「哀の川」 第三十六話
健康?仕事が出来る?恋人が居る?結婚している?子供に恵まれる?長生きする?いや、もっと簡単なことだ。今を生きている、そのことだけでも幸せなのだ。明日もわからない人や、どん底の悲しみから抜け出せなく引きこもっている人、治らない病にずっと苦しんでいる人など、そして生まれながらにして不幸を背負わされている人、数えたら切がない。

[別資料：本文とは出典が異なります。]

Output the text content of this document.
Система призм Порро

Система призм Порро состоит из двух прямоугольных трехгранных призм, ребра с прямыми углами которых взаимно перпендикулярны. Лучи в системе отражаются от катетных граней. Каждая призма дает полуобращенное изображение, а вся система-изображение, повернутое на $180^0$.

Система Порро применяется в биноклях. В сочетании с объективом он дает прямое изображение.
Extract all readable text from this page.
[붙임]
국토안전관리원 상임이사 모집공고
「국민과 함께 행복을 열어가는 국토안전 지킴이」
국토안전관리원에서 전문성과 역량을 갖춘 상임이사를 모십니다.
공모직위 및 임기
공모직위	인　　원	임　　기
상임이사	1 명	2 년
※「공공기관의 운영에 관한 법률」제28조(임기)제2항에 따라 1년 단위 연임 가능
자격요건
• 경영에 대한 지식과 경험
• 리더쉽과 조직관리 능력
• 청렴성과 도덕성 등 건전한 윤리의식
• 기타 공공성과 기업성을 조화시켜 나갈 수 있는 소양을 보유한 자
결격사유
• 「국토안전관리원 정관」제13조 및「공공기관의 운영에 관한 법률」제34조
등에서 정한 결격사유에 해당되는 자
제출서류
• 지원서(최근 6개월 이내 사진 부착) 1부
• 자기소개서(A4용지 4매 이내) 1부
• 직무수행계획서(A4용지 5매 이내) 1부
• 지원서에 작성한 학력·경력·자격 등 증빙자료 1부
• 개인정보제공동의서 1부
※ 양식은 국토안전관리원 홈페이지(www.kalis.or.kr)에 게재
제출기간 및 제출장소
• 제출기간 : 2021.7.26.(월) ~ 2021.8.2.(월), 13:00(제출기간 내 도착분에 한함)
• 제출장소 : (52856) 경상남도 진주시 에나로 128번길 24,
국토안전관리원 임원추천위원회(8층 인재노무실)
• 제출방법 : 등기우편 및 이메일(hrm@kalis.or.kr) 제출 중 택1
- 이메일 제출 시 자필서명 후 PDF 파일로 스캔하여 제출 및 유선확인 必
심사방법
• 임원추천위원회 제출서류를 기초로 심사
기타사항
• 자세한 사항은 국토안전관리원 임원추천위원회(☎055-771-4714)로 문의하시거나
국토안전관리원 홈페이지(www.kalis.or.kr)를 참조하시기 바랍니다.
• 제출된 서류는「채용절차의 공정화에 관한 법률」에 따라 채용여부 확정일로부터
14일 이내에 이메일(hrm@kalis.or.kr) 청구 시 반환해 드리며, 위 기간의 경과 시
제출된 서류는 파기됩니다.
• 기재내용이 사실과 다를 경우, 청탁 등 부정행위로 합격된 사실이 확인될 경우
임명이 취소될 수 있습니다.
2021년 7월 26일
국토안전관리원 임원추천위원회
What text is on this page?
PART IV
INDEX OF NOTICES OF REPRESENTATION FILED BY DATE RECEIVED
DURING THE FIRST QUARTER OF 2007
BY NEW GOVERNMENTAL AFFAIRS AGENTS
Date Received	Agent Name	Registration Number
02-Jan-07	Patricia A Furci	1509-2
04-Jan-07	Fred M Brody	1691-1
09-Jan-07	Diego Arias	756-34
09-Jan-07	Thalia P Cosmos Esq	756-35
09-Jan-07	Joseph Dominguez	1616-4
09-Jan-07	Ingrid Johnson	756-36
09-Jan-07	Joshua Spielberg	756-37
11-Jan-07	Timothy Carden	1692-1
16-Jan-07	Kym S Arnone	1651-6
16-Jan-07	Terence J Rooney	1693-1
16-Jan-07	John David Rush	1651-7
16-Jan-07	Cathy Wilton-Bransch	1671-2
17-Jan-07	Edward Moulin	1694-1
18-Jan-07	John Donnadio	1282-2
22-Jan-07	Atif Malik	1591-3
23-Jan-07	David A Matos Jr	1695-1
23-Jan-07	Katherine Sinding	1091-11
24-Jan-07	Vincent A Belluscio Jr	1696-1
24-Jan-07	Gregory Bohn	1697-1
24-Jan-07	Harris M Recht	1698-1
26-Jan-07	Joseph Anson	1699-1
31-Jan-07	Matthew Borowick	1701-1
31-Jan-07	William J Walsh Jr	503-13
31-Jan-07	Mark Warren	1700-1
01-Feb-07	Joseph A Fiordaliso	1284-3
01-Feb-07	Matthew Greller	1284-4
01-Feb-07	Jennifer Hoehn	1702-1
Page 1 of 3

自分が母親を大切に考えることは何も特別ではない。ごく当たり前のことだ。そう心に感じられたことで、杏子の神戸での生活は同居以外にはないと決めていた。杏子は母への思いに特別な感情があった。
どんな思いで亡くなった父と一緒に育ててくれたのであろうか・・・ずっと後悔してきたのであろうか、直樹に異常な想いを抱いた自分にどう感じていたのだろうか・・・
全部をゆっくりと語り合い、母の傍で苦労をねぎらってあげたいと心から願っていた。
佐伯に電話をして、年内は別々に暮らすけど我慢して欲しいと言った。快く返事をくれて、「僕達はもうどこへも行かないから、安心している。ゆっくりと自分のことをしなさい」と付け加えてくれた。